J’anime aussi, avec la Mission d’observation de l’UE, le « Incidents Prevention and Response Mechanism », ou plus brièvement: l’IPRM. Dans ce cadre, les délégations russe, ossète et géorgienne se rencontrent une fois par mois sous une tente de l’OSCE, près d’un passage de frontière bloqué. Plus de 70 rencontres, d’une durée de plusieurs heures chacune, ont déjà eu lieu à Ergneti. L’IPRM comprend aussi une « hotline » téléphonique très sollicitée, souvent pour des franchissements illicites de la « ligne de démarcation administrative ». La population locale est la principale victime du conflit. Nous ne cessons de chercher des solutions, par exemple pour faire en sorte que les paysans puissent aller chercher leurs vaches égarées sans courir le risque de se faire arrêter. Les disparus pendant la guerre civile sont une question particulièrement tragique, qui est confiée au Comité international de la Croix-Rouge.

Tel qu’il se présente actuellement, le conflit qui oppose l’Arménie et l’Azerbaïdjan sur la question du Haut-Karabagh remonte aussi aux revendications d’indépendance des anciennes républiques soviétiques. La région du Haut-Karabagh (jardin noir en montagne), peuplée majoritairement d’Arméniens, s’est déclarée indépendante de l’Azerbaïdjan en 1992, après un conflit armé ; aujourd’hui encore, les affrontements sur la « ligne de contact » perdurent. En mai 2016, la situation semblait calme, ce qui ne signifie pas qu’elle soit stable. Depuis la surprenante escalade du conflit entre le 2 et le 5 avril 2016 et la « trêve de Moscou » négociée oralement entre les parties, des violations quotidiennes du cessez-le-feu continuent à être constatées. Les 28 et 29 avril 2016, le conflit s’est de nouveau envenimé ; de part et d’autre, la situation est alarmante, avec des troupes prêtes à intervenir.

Le suivi régulier de l’OSCE, mené par l’ambassadeur Andrzej Kasprzyk, conseiller personnel de la présidence de l’OSCE pour le Groupe de Minsk, est tout à fait de nature à restaurer la confiance. J’ai pu m’en convaincre début mai 2016, à l’occasion d’une visite de suivi avec la participation du pays exerçant la présidence de l’OSCE, l’Allemagne. Ce suivi n’en reste pas moins un instrument symbolique.
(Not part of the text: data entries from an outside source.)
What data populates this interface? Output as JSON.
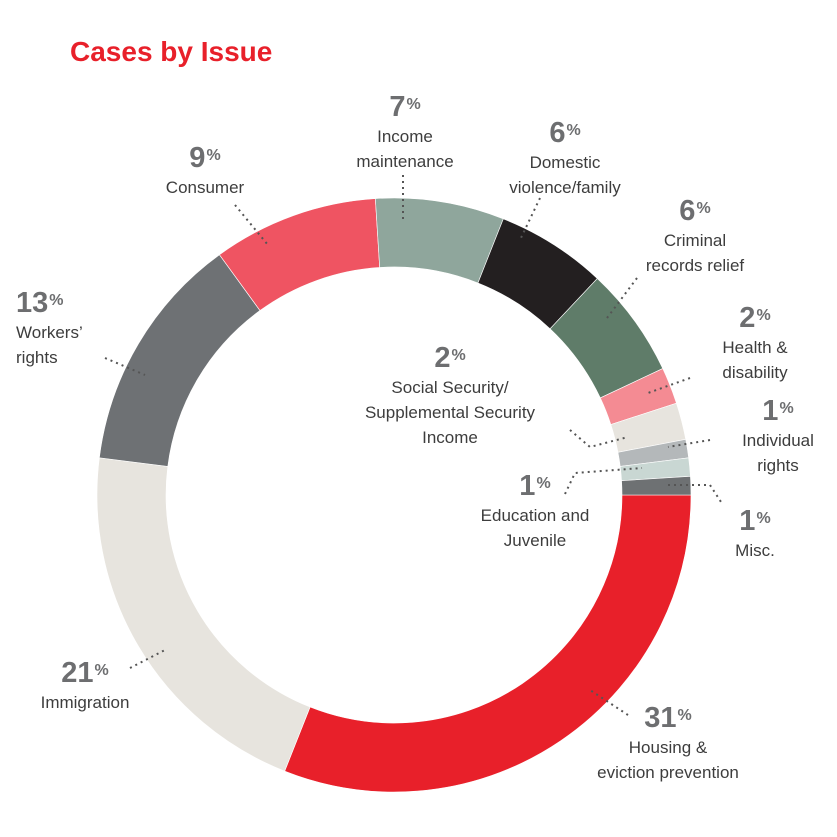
{
  "chart_data": {
    "type": "pie",
    "variant": "donut",
    "title": "Cases by Issue",
    "start": "3 o'clock, clockwise",
    "unit": "%",
    "slices": [
      {
        "label": "Housing & eviction prevention",
        "value": 31,
        "color": "#e8202a"
      },
      {
        "label": "Immigration",
        "value": 21,
        "color": "#e7e4de"
      },
      {
        "label": "Workers' rights",
        "value": 13,
        "color": "#6e7174"
      },
      {
        "label": "Consumer",
        "value": 9,
        "color": "#ef5462"
      },
      {
        "label": "Income maintenance",
        "value": 7,
        "color": "#8fa69c"
      },
      {
        "label": "Domestic violence/family",
        "value": 6,
        "color": "#231f20"
      },
      {
        "label": "Criminal records relief",
        "value": 6,
        "color": "#5f7c69"
      },
      {
        "label": "Health & disability",
        "value": 2,
        "color": "#f48b93"
      },
      {
        "label": "Social Security/ Supplemental Security Income",
        "value": 2,
        "color": "#e7e4de"
      },
      {
        "label": "Individual rights",
        "value": 1,
        "color": "#b4b8ba"
      },
      {
        "label": "Education and Juvenile",
        "value": 1,
        "color": "#c9d7d3"
      },
      {
        "label": "Misc.",
        "value": 1,
        "color": "#6e7173"
      }
    ],
    "display_labels": [
      {
        "num": "31",
        "lines": [
          "Housing &",
          "eviction prevention"
        ]
      },
      {
        "num": "21",
        "lines": [
          "Immigration"
        ]
      },
      {
        "num": "13",
        "lines": [
          "Workers’",
          "rights"
        ]
      },
      {
        "num": "9",
        "lines": [
          "Consumer"
        ]
      },
      {
        "num": "7",
        "lines": [
          "Income",
          "maintenance"
        ]
      },
      {
        "num": "6",
        "lines": [
          "Domestic",
          "violence/family"
        ]
      },
      {
        "num": "6",
        "lines": [
          "Criminal",
          "records relief"
        ]
      },
      {
        "num": "2",
        "lines": [
          "Health &",
          "disability"
        ]
      },
      {
        "num": "2",
        "lines": [
          "Social Security/",
          "Supplemental Security",
          "Income"
        ]
      },
      {
        "num": "1",
        "lines": [
          "Individual",
          "rights"
        ]
      },
      {
        "num": "1",
        "lines": [
          "Education and",
          "Juvenile"
        ]
      },
      {
        "num": "1",
        "lines": [
          "Misc."
        ]
      }
    ],
    "pct_symbol": "%"
  }
}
Un mécanisme efficace devrait s’inscrire dans le contexte d’un cessez-le-feu renforcé qui associerait le suivi à un système d’examen.
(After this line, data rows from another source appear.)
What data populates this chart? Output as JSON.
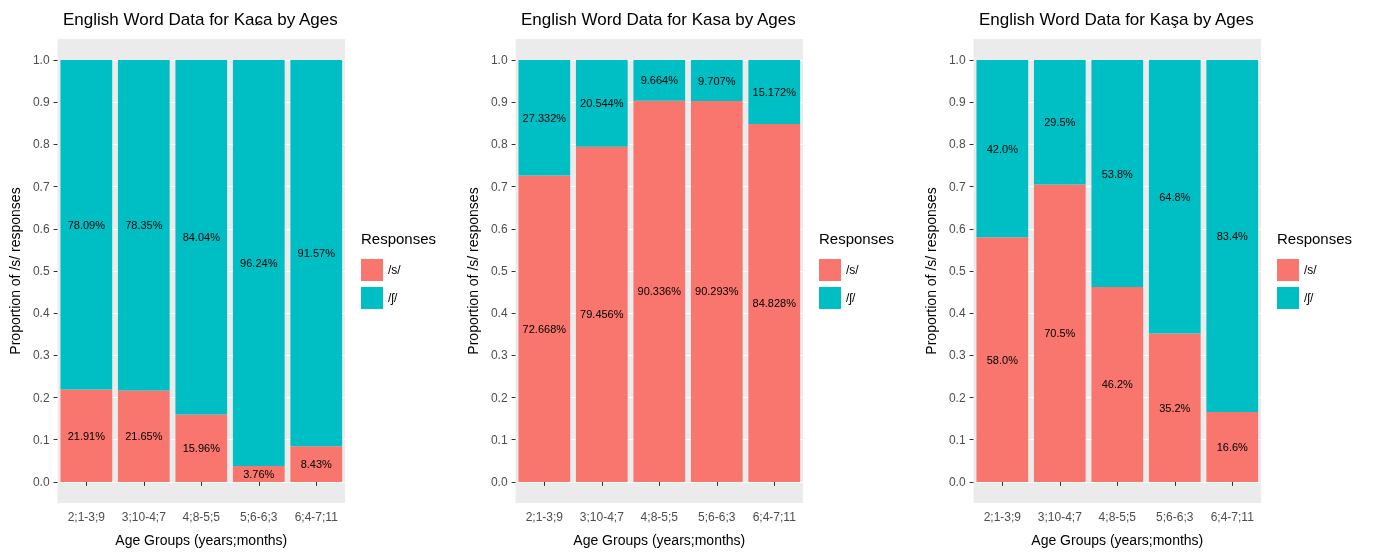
{
  "chart_data": [
    {
      "type": "bar",
      "title": "English Word Data for Kaɕa by Ages",
      "xlabel": "Age Groups (years;months)",
      "ylabel": "Proportion of /s/ responses",
      "legend_title": "Responses",
      "legend": "right",
      "stacked": true,
      "grid": "y",
      "categories": [
        "2;1-3;9",
        "3;10-4;7",
        "4;8-5;5",
        "5;6-6;3",
        "6;4-7;11"
      ],
      "ylim": [
        -0.05,
        1.05
      ],
      "yticks": [
        {
          "value": 0,
          "label": "0.0"
        },
        {
          "value": 0.1,
          "label": "0.1"
        },
        {
          "value": 0.2,
          "label": "0.2"
        },
        {
          "value": 0.3,
          "label": "0.3"
        },
        {
          "value": 0.4,
          "label": "0.4"
        },
        {
          "value": 0.5,
          "label": "0.5"
        },
        {
          "value": 0.6,
          "label": "0.6"
        },
        {
          "value": 0.7,
          "label": "0.7"
        },
        {
          "value": 0.8,
          "label": "0.8"
        },
        {
          "value": 0.9,
          "label": "0.9"
        },
        {
          "value": 1,
          "label": "1.0"
        }
      ],
      "series": [
        {
          "name": "/s/",
          "color": "#f8766d",
          "values": [
            0.2191,
            0.2165,
            0.1596,
            0.0376,
            0.0843
          ],
          "value_labels": [
            "21.91%",
            "21.65%",
            "15.96%",
            "3.76%",
            "8.43%"
          ]
        },
        {
          "name": "/ʃ/",
          "color": "#00bfc4",
          "values": [
            0.7809,
            0.7835,
            0.8404,
            0.9624,
            0.9157
          ],
          "value_labels": [
            "78.09%",
            "78.35%",
            "84.04%",
            "96.24%",
            "91.57%"
          ]
        }
      ]
    },
    {
      "type": "bar",
      "title": "English Word Data for Kasa by Ages",
      "xlabel": "Age Groups (years;months)",
      "ylabel": "Proportion of /s/ responses",
      "legend_title": "Responses",
      "legend": "right",
      "stacked": true,
      "grid": "y",
      "categories": [
        "2;1-3;9",
        "3;10-4;7",
        "4;8-5;5",
        "5;6-6;3",
        "6;4-7;11"
      ],
      "ylim": [
        -0.05,
        1.05
      ],
      "yticks": [
        {
          "value": 0,
          "label": "0.0"
        },
        {
          "value": 0.1,
          "label": "0.1"
        },
        {
          "value": 0.2,
          "label": "0.2"
        },
        {
          "value": 0.3,
          "label": "0.3"
        },
        {
          "value": 0.4,
          "label": "0.4"
        },
        {
          "value": 0.5,
          "label": "0.5"
        },
        {
          "value": 0.6,
          "label": "0.6"
        },
        {
          "value": 0.7,
          "label": "0.7"
        },
        {
          "value": 0.8,
          "label": "0.8"
        },
        {
          "value": 0.9,
          "label": "0.9"
        },
        {
          "value": 1,
          "label": "1.0"
        }
      ],
      "series": [
        {
          "name": "/s/",
          "color": "#f8766d",
          "values": [
            0.72668,
            0.79456,
            0.90336,
            0.90293,
            0.84828
          ],
          "value_labels": [
            "72.668%",
            "79.456%",
            "90.336%",
            "90.293%",
            "84.828%"
          ]
        },
        {
          "name": "/ʃ/",
          "color": "#00bfc4",
          "values": [
            0.27332,
            0.20544,
            0.09664,
            0.09707,
            0.15172
          ],
          "value_labels": [
            "27.332%",
            "20.544%",
            "9.664%",
            "9.707%",
            "15.172%"
          ]
        }
      ]
    },
    {
      "type": "bar",
      "title": "English Word Data for Kaşa by Ages",
      "xlabel": "Age Groups (years;months)",
      "ylabel": "Proportion of /s/ responses",
      "legend_title": "Responses",
      "legend": "right",
      "stacked": true,
      "grid": "y",
      "categories": [
        "2;1-3;9",
        "3;10-4;7",
        "4;8-5;5",
        "5;6-6;3",
        "6;4-7;11"
      ],
      "ylim": [
        -0.05,
        1.05
      ],
      "yticks": [
        {
          "value": 0,
          "label": "0.0"
        },
        {
          "value": 0.1,
          "label": "0.1"
        },
        {
          "value": 0.2,
          "label": "0.2"
        },
        {
          "value": 0.3,
          "label": "0.3"
        },
        {
          "value": 0.4,
          "label": "0.4"
        },
        {
          "value": 0.5,
          "label": "0.5"
        },
        {
          "value": 0.6,
          "label": "0.6"
        },
        {
          "value": 0.7,
          "label": "0.7"
        },
        {
          "value": 0.8,
          "label": "0.8"
        },
        {
          "value": 0.9,
          "label": "0.9"
        },
        {
          "value": 1,
          "label": "1.0"
        }
      ],
      "series": [
        {
          "name": "/s/",
          "color": "#f8766d",
          "values": [
            0.58,
            0.705,
            0.462,
            0.352,
            0.166
          ],
          "value_labels": [
            "58.0%",
            "70.5%",
            "46.2%",
            "35.2%",
            "16.6%"
          ]
        },
        {
          "name": "/ʃ/",
          "color": "#00bfc4",
          "values": [
            0.42,
            0.295,
            0.538,
            0.648,
            0.834
          ],
          "value_labels": [
            "42.0%",
            "29.5%",
            "53.8%",
            "64.8%",
            "83.4%"
          ]
        }
      ]
    }
  ]
}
L’Azerbaïdjan n’accepterait toutefois un tel concept que si l’Arménie se retirait des sept districts limitrophes du Haut-Karabagh. Or l’Arménie exige que le statut du Haut-Karabagh soit fixé avant d’envisager des compromis sur d’autres territoires. Depuis la guerre d’avril, les deux parties et le Haut-Karabagh semblent plus éloignés que jamais d’un compromis ; les positions sur lesquelles ils campent depuis plus de vingt ans se sont encore durcies. La marge est devenue très étroite pour mener des négociations de paix. En outre, le temps presse, car des opérations de guerre peuvent être déclenchées à tout instant, d’autant que les frustrations, mais aussi les peurs et la fatigue augmentent chez les populations concernées.
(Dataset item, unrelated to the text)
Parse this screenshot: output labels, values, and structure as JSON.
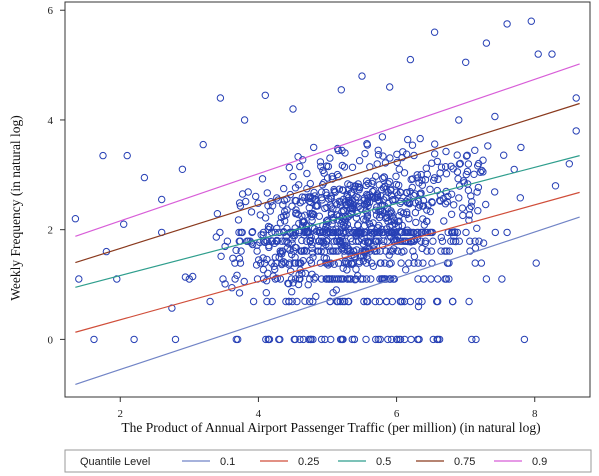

En Géorgie, aucune solution pour la paix n’est envisageable à brève échéance. Dans ce contexte, les GID servent à stabiliser la situation dans une région où les affrontements militaires se sont calmés. Il n’en va pas de même au Haut-Karabagh: là-bas, les six composantes d’une paix durable sont réunies. Il n’existe toutefois pas de format de négociations accepté qui intégrerait ces principes à un traité de paix, dans le cadre d’un processus structuré. Au contraire, l’intensité du conflit sur la ligne de contact s’accroît régulièrement. La Géorgie et l’Azerbaïdjan sont deux exemples différents qui montrent que les conflits liés à l’indépendance dans l’espace post-soviétique peuvent compromettre l’architecture de sécurité européenne.